Transport for London quietly completed a 14-month audit of its digital signage estate in March 2026, purging roughly 4,200 duplicate wayfinding images from the system that feeds screens across 272 Underground stations. The exercise, run through TfL's Digital Experience directorate, was prompted by a 2024 internal review that found redundant image files were slowing real-time updates on the Elizabeth line — particularly at Paddington and Canary Wharf, where passenger-facing screens had, in some cases, been pulling from three separate copies of the same platform graphic. Nobody publicly flagged the problem until it started causing display lag during the post-Christmas engineering works.
The timing matters. Across local government and public institutions, the pressure to maintain clean, non-duplicated digital asset libraries has intensified sharply since the UK Government's Central Digital and Data Office published its Data Quality Framework in late 2024, setting minimum standards for public-sector image and document repositories. Councils and arms-length bodies that fail to meet the framework's deduplication benchmarks by April 2027 risk losing access to certain shared infrastructure grants. For a city the size of London — with 33 borough councils, multiple mayoral agencies, and institutions like the British Museum and the Wellcome Collection each running their own digital collections — that deadline is concentrating minds.
What London Is Actually Doing
The Greater London Authority's Smart London Board convened a working group in January 2026 specifically on digital asset governance. The group has been mapping deduplication practices across borough councils, with early findings showing sharp divergence. Hackney Council, which rebuilt its content management infrastructure after its 2020 ransomware attack, now runs automated duplicate-detection across all public-facing image libraries weekly. Southwark, by contrast, only began a manual audit of its planning portal image database in February 2026, after a Freedom of Information request revealed the portal contained more than 800 duplicate building-condition photographs submitted by developers.
The British Library's digital preservation team at St Pancras has been operating a deduplication pipeline since 2021, processing roughly 2.3 million digitised items annually through checksum-based matching software. The library does not disclose its full vendor contracts, but its publicly available digital preservation strategy — updated in 2025 — describes a target of less than 0.5 percent duplication across new ingest batches. That is a materially tighter standard than most borough councils currently maintain.
How London Compares to New York, Berlin and Seoul
New York City's Department of Records and Information Services has been running a centralised deduplication programme since 2022 across its Municipal Archives, covering approximately 900,000 historical photographs. The programme, funded partly through a $3.2 million federal digitisation grant, uses perceptual hashing — a technique that catches near-identical images even when file names differ. London has no equivalent city-wide programme. Digital asset management remains siloed by institution, with no single mayoral body holding oversight across the full estate.
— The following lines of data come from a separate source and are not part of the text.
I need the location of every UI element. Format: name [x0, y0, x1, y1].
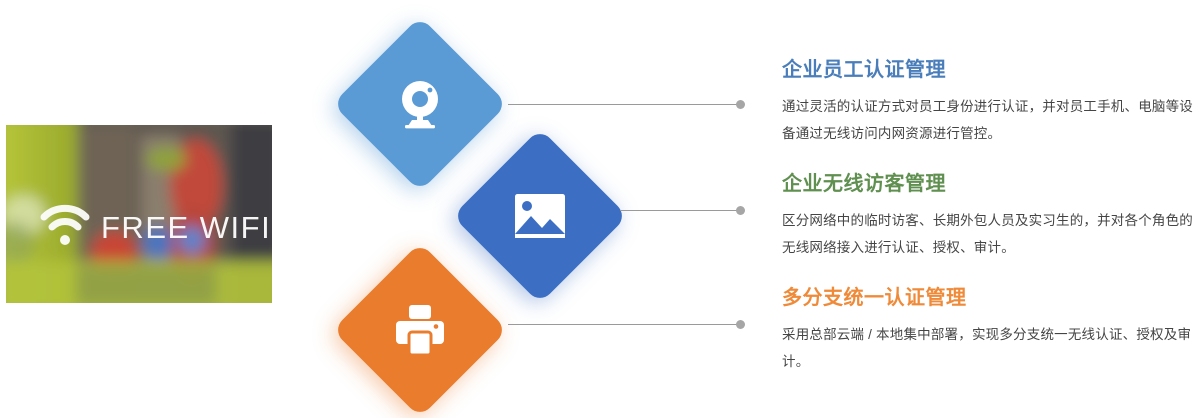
- feature-block-guest-wireless: 企业无线访客管理 区分网络中的临时访客、长期外包人员及实习生的，并对各个角色的无…: [782, 172, 1194, 261]
- image-picture-icon: [513, 192, 567, 240]
- feature-title: 多分支统一认证管理: [782, 286, 1194, 310]
- feature-body: 区分网络中的临时访客、长期外包人员及实习生的，并对各个角色的无线网络接入进行认证…: [782, 207, 1194, 261]
- feature-body: 采用总部云端 / 本地集中部署，实现多分支统一无线认证、授权及审计。: [782, 321, 1194, 375]
- photo-overlay-text: FREE WIFI: [101, 210, 271, 245]
- feature-title: 企业无线访客管理: [782, 172, 1194, 196]
- free-wifi-photo: FREE WIFI: [6, 125, 272, 303]
- connector-line-1: [508, 104, 740, 105]
- feature-block-multi-branch-auth: 多分支统一认证管理 采用总部云端 / 本地集中部署，实现多分支统一无线认证、授权…: [782, 286, 1194, 375]
- node-tile-multi-branch-auth[interactable]: [332, 242, 507, 417]
- feature-title: 企业员工认证管理: [782, 58, 1194, 82]
- photo-image: FREE WIFI: [6, 125, 272, 303]
- connector-dot-3: [736, 320, 745, 329]
- node-tile-guest-wireless[interactable]: [452, 128, 627, 303]
- webcam-icon: [392, 76, 448, 132]
- connector-dot-1: [736, 100, 745, 109]
- printer-icon: [392, 304, 448, 356]
- connector-line-3: [508, 324, 740, 325]
- feature-block-employee-auth: 企业员工认证管理 通过灵活的认证方式对员工身份进行认证，并对员工手机、电脑等设备…: [782, 58, 1194, 147]
- feature-body: 通过灵活的认证方式对员工身份进行认证，并对员工手机、电脑等设备通过无线访问内网资…: [782, 93, 1194, 147]
- connector-dot-2: [736, 206, 745, 215]
- node-tile-employee-auth[interactable]: [332, 16, 507, 191]
- connector-line-2: [620, 210, 740, 211]
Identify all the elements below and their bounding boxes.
Berlin's Stadtmuseum consortium, which covers eight municipal museums, mandated shared image-repository standards in 2023, reducing reported storage costs by 18 percent within the first year. Seoul's Smart City Division embedded deduplication requirements directly into procurement contracts for all city-commissioned photography from 2025 onwards, meaning new images are checked against a central register before payment is released. Neither approach has a direct London parallel yet, though the GLA's working group is understood to be examining both models.
The practical consequences of inaction are not trivial. Duplicate images inflate cloud storage bills — relevant to boroughs already operating under tight revenue budgets following multi-year local government funding squeezes — and create legal exposure around image licensing, since duplicate files can circulate with different rights metadata attached to each copy.
The GLA working group is expected to publish recommendations by September 2026. Councils and public bodies that want to get ahead of the April 2027 Data Quality Framework deadline should be auditing their content management systems now, paying particular attention to planning portals and public-health communications libraries, which internal reviews in multiple boroughs have flagged as the highest-duplication categories. The window for orderly remediation is narrowing.